5 sene önce filan, ilk kez verdiğim parayı düşünmeden bir akustik gitar alabildim
yani gitarım amplim pedallarım vardı tabii de, sıra ona ancak gelmişti. 2006'da fender strat almıştım, amerikan. 1800 dolar idi, dolar 1,3 civarı idi. 2500tl yani. şimdi o para 50b civarı, 20 katı.
sektörün kaymak tabasında çalışan, dangalak olduğunun farkında olmayan üstlerim var. hani bi karikatür var ya, "hayat sıkıcı değil senin paran yok" diyen. işte bu hayatsız puştların parası olmasına rağmen hayatı sıkıcı.
ne zaman bir enstrüman daha alsam (bir mikrofon, bir pedal veya bir ses kartı da olabilir bu), amk çocukları, o parayla gidecekleri tatili, döndüklerinde anlatıp kendilerini kültürlü göstermek üzere adını ezberleyecekleri sokakları yapıları, kanalizasyona göndermek üzere yiyip içeceklerini düşünürler. bu düşünceyle "oovvvvvvvv bu kodor poro vörülür mü yooo... ööö moodöm sövüyosun sön bu üşü artık bü poroyo çövürmöyö boşlo yooooooo" derler... en anlayışlı olanı da "e salaksan yapacak bir şey yok tabii" alt metni ile "seni mutlu ediyosa al tabii" der.
adam benimle her konuştuğunda, "kaç tane gitarın oldu" diyor, "kaçar lira" diyor, hesap yapıyor. adamın çapı bu. sonra bişeyler geveliyosun, dinleyemiyor, anlayamıyor, dikkati bitiyor, ilişki kuramıyor, "eee bize ne zaman çalacaksın?" diyor. sana niye çalayım ulan? hayvana çalarım sana çalmam.
orta doğulu böyledir. parasıyla yer içer gezer. satın alır. üretmez. ben bunu niye yapamıyorum ben de yapayım demez. bu gezilip görülecek yerler benim ülkemde niye yok, yıkılmayan bina niye yapamıyorum demez.
dil öğrenmez. cem yılmaz'ın "pasaport polisine heyecanlanmayın" dediğini bu herifler yanlış anlar, maymun gibi ıh ıh diye göstererek satın alır gelirler.

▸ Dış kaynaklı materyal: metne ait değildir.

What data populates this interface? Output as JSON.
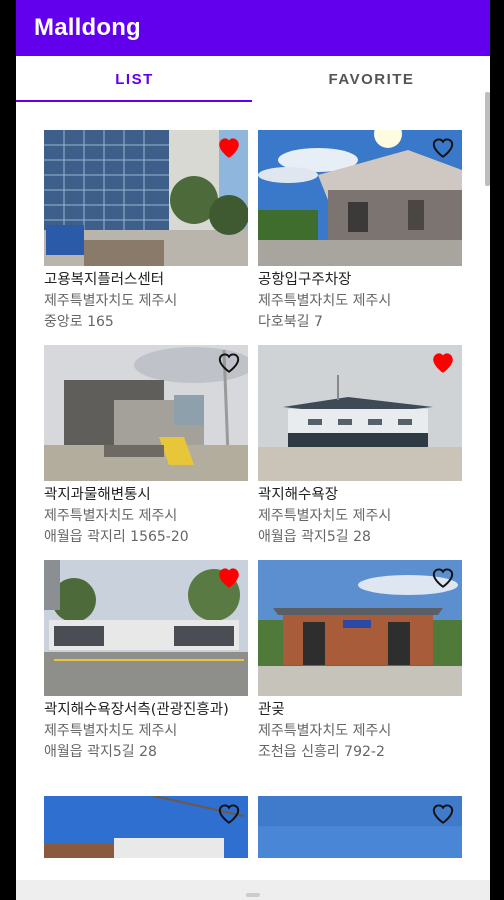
{
  "app": {
    "title": "Malldong"
  },
  "tabs": [
    {
      "label": "LIST",
      "active": true
    },
    {
      "label": "FAVORITE",
      "active": false
    }
  ],
  "colors": {
    "primary": "#6200ee",
    "favorite_red": "#ff0000"
  },
  "items": [
    {
      "name": "고용복지플러스센터",
      "addr1": "제주특별자치도 제주시",
      "addr2": "중앙로 165",
      "favorite": true,
      "icon": "heart-filled-icon"
    },
    {
      "name": "공항입구주차장",
      "addr1": "제주특별자치도 제주시",
      "addr2": "다호북길 7",
      "favorite": false,
      "icon": "heart-outline-icon"
    },
    {
      "name": "곽지과물해변통시",
      "addr1": "제주특별자치도 제주시",
      "addr2": "애월읍 곽지리 1565-20",
      "favorite": false,
      "icon": "heart-outline-icon"
    },
    {
      "name": "곽지해수욕장",
      "addr1": "제주특별자치도 제주시",
      "addr2": "애월읍 곽지5길 28",
      "favorite": true,
      "icon": "heart-filled-icon"
    },
    {
      "name": "곽지해수욕장서측(관광진흥과)",
      "addr1": "제주특별자치도 제주시",
      "addr2": "애월읍 곽지5길 28",
      "favorite": true,
      "icon": "heart-filled-icon"
    },
    {
      "name": "관곶",
      "addr1": "제주특별자치도 제주시",
      "addr2": "조천읍 신흥리 792-2",
      "favorite": false,
      "icon": "heart-outline-icon"
    },
    {
      "name": "",
      "addr1": "",
      "addr2": "",
      "favorite": false,
      "icon": "heart-outline-icon"
    },
    {
      "name": "",
      "addr1": "",
      "addr2": "",
      "favorite": false,
      "icon": "heart-outline-icon"
    }
  ]
}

bu ülke bunların elinde. böyle insanlar olduğu için bu satışlar aslında eskiden de azdı. eskiden bavul ticareti ile amerika'dan getirttiğimizde %60'ına denk geldiği oldurdu, o kadar kârlıydı. şimdi çoğu zaman kafa kafaya denk geliyor, artık gelen arkadaşıma rica da edemiyorum, getirirken taşırken çektiği çileye değmiyor. ancak burada hiç olmayan bir şey olacak. ancak öyle...
burası bir orta doğu ülkesi. insanların hobileri yok. bir enstrüman çalmayı öğrenmeye heves edemezler. edene s*kik dünya görüşleriyle küçümseyerek bakmaya çalışırlar. burada müziği ekmek parası için yapanlar düşük maaşlarla çalışmak zorunda kalır. çalışma saatleri devlet tarafından düzenlenir. uğraşıp didinip para biriktirip arayıp tarayıp buldukları enstrümanları satmak zorunda kalırlar..
müziğin batılısını yapan burada hep aç kalır. dinlemenin kolay olmadığı, insanın kulağını eğitmesi gereken müzikleri çalanlar aç kalır. omurgasından birkaç kemik çekilmiş gibi kapı gıcırtısına oynanacak müzikleri yapanlar, tavernacılar pavyoncular hiç aç kalmaz.